Most U.S. Supreme Court justices met in person for their private conference Friday, according to spokeswoman Kathy Arberg.
The justices have been working remotely—including hearing oral arguments over the phone—since March 2020 due to the coronavirus.
All but Justice Stephen Breyer returned to the courthouse in October 2020 for Justice Amy Coney Barrett’s swearing-in ceremony. But this is the first time the justices have met to conduct business since going remote.
The Supreme Court declined to comment further but said in an email that at least one justice participated remotely.
“The change in practice today is in keeping with recently released CDC guidelines regarding indoor gatherings of fully vaccinated people,” Arberg wrote.
The justices previously announced that all the justices have been fully vaccinated.
The court will still meet remotely for its March and April argument sittings.
Some justices have sounded frustrated by the format adopted by the court to conduct arguments remotely.
Justice Samuel Alito in particular seems constrained by the short amount of time allotted to each justices to ask questions—two minutes per advocate.
And while Justice Stephen Breyer said in a January article that setup can force the justices to focus more on the questions and answers, he also lamented the lack of eye contact.
Advocates who have argued remotely at the court have said it can be difficult to know if you are answering the justices’ questions without being able to read their body language.
Despite the shortcomings, the remote arguments are a win for transparency advocates who have long urged the court to make its proceedings more accessible to the public. Prior to the pandemic, the justices didn’t release audio until the Friday after an argument—between two and four days later.

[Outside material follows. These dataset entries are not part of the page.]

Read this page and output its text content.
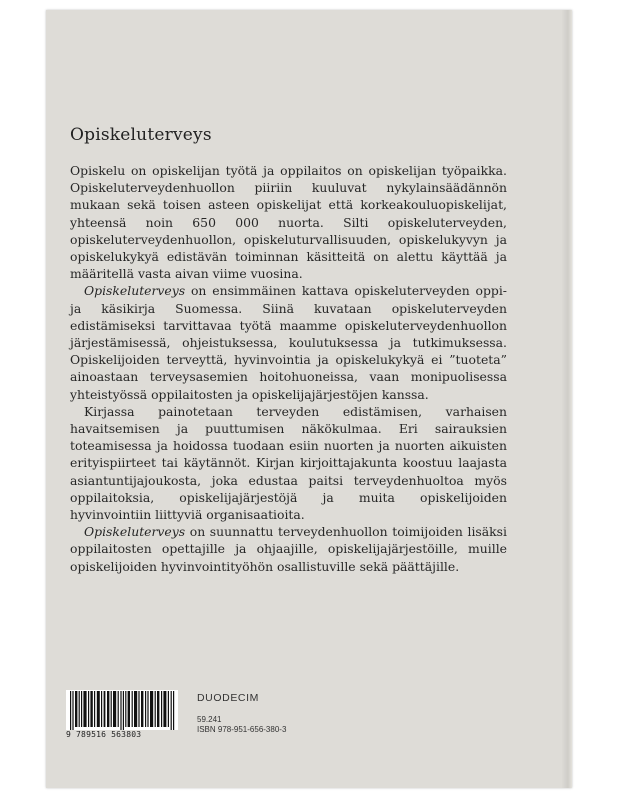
Opiskeluterveys

Opiskelu on opiskelijan työtä ja oppilaitos on opiskelijan työpaikka. Opiskeluterveydenhuollon piiriin kuuluvat nykylainsäädännön mukaan sekä toisen asteen opiskelijat että korkeakouluopiskelijat, yhteensä noin 650 000 nuorta. Silti opiskeluterveyden, opiskeluterveydenhuollon, opiskeluturvallisuuden, opiskelukyvyn ja opiskelukykyä edistävän toiminnan käsitteitä on alettu käyttää ja määritellä vasta aivan viime vuosina.

Opiskeluterveys on ensimmäinen kattava opiskeluterveyden oppi- ja käsikirja Suomessa. Siinä kuvataan opiskeluterveyden edistämiseksi tarvittavaa työtä maamme opiskeluterveydenhuollon järjestämisessä, ohjeistuksessa, koulutuksessa ja tutkimuksessa. Opiskelijoiden terveyttä, hyvinvointia ja opiskelukykyä ei ”tuoteta” ainoastaan terveysasemien hoitohuoneissa, vaan monipuolisessa yhteistyössä oppilaitosten ja opiskelijajärjestöjen kanssa.

Kirjassa painotetaan terveyden edistämisen, varhaisen havaitsemisen ja puuttumisen näkökulmaa. Eri sairauksien toteamisessa ja hoidossa tuodaan esiin nuorten ja nuorten aikuisten erityispiirteet tai käytännöt. Kirjan kirjoittajakunta koostuu laajasta asiantuntijajoukosta, joka edustaa paitsi terveydenhuoltoa myös oppilaitoksia, opiskelijajärjestöjä ja muita opiskelijoiden hyvinvointiin liittyviä organisaatioita.

Opiskeluterveys on suunnattu terveydenhuollon toimijoiden lisäksi oppilaitosten opettajille ja ohjaajille, opiskelijajärjestöille, muille opiskelijoiden hyvinvointityöhön osallistuville sekä päättäjille.

9 789516 563803
DUODECIM
59.241
ISBN 978-951-656-380-3
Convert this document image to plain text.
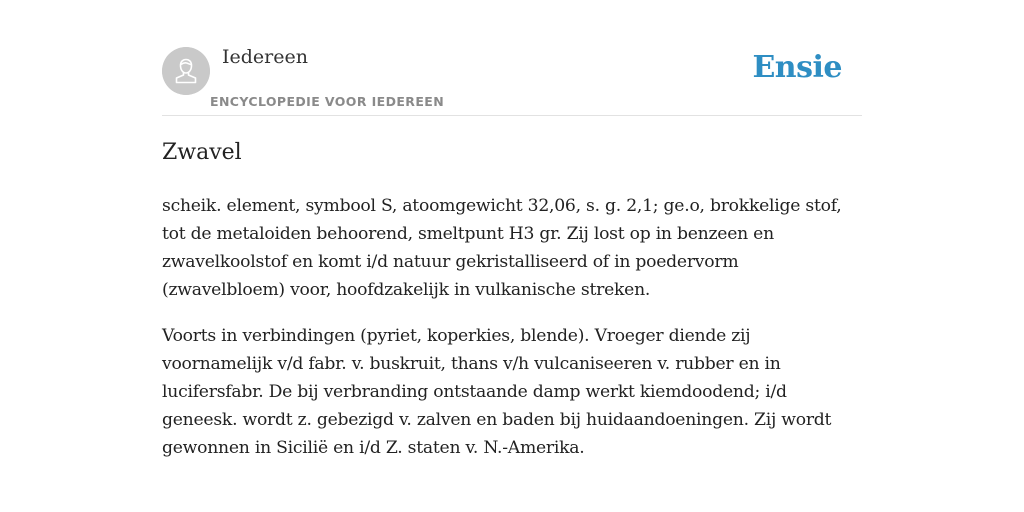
Iedereen
ENCYCLOPEDIE VOOR IEDEREEN
Ensie
Zwavel

scheik. element, symbool S, atoomgewicht 32,06, s. g. 2,1; ge.o, brokkelige stof,
tot de metaloiden behoorend, smeltpunt H3 gr. Zij lost op in benzeen en
zwavelkoolstof en komt i/d natuur gekristalliseerd of in poedervorm
(zwavelbloem) voor, hoofdzakelijk in vulkanische streken.

Voorts in verbindingen (pyriet, koperkies, blende). Vroeger diende zij
voornamelijk v/d fabr. v. buskruit, thans v/h vulcaniseeren v. rubber en in
lucifersfabr. De bij verbranding ontstaande damp werkt kiemdoodend; i/d
geneesk. wordt z. gebezigd v. zalven en baden bij huidaandoeningen. Zij wordt
gewonnen in Sicilië en i/d Z. staten v. N.-Amerika.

The remote arguments are currently being livestreamed to the public for the first time in the court’s 230-year history.
That’s put pressure on the court to continue to open up the courtroom after the pandemic. Sens. Patrick Leahy (D-Vt.) and Chuck Grassley (R-Iowa) have cited the livestreaming as evidence to support their bill (S. 818) to put cameras in the courtroom—something the justices themselves say would be bad for the court.
The Court has not indicated whether it intends to continue to livestream once it is able to conduct in-person proceedings again.